Sobra a consciência de ter sido testemunha da desumanização e assassinato de todas aquelas pessoas, restam ‘remorsos da terra’. Mas, especialmente, restam silêncios…
Agora o raro.
A leitura das cinzas é um livro cheio de vozes silenciadas e, especialmente, é um livro que causa um profundo e incômodo silêncio em quem o lê. Indefinível. A impressão que me causou foi a de eu ter sido tragado por uma espiral onde passado e presente se confundem, o tempo como que deixa de passar e, de súbito, o leitor vê a menina de 6 anos que mendigava, “com sotaque judeu / de fome”, morrendo; ouve as últimas sete palavras de uma criança que morreu na câmara de gás: “Mamãe! Eu fui bonzinho! Está escuro! Escuro!”.
Em que pese (e como pesa) isto, não há a estética crua que se vê, por exemplo, em Anna Świrszczyńska; quando lemos as cinzas, os corpos já foram incinerados, sobra apenas o vazio deixado por eles, apenas suas cinzas. Sobra o sentimento de impotência que permeia a obra:
“Não consegui salvar
nem uma vida
[…]
quero chegar a tempo
mesmo que tarde demais”
Como diz o eu-lírico, profundamente identificável com Ficowski. Sobra a consciência de ter sido testemunha da desumanização e assassinato de todas aquelas pessoas, restam “remorsos da terra”. Mas, especialmente, restam silêncios… silêncios das crianças e do dr.
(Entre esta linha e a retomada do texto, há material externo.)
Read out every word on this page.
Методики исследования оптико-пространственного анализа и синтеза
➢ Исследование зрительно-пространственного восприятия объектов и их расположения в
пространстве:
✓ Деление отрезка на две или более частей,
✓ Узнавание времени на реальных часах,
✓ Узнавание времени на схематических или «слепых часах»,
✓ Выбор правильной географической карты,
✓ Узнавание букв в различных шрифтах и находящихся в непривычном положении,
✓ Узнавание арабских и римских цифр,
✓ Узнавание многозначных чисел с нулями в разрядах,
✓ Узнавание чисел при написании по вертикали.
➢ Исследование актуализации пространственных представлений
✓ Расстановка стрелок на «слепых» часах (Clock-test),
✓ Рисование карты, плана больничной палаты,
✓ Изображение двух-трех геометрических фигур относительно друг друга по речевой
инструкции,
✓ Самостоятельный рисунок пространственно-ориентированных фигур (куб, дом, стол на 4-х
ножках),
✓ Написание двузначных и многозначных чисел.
Janusz Korczak (ou Henryk Goldszmit) na Umschlagplatz… silêncios de Yankel, o fruticultor… silêncios de Rosa Gold, de Frycek… silêncios que calam, “palavras que não existem”. Quando chegamos ao final dos poemas, chegaremos ao ponto final de suas vidas.
E se palavras não existem, é necessário criá-las. O imperativo ético do mundo pós-Auschwitz talvez seja “tens pouco tempo / é preciso dar testemunho”. A poesia deste mundo já não pode ser poesia arcadista, não pode se dar ao luxo da inocência.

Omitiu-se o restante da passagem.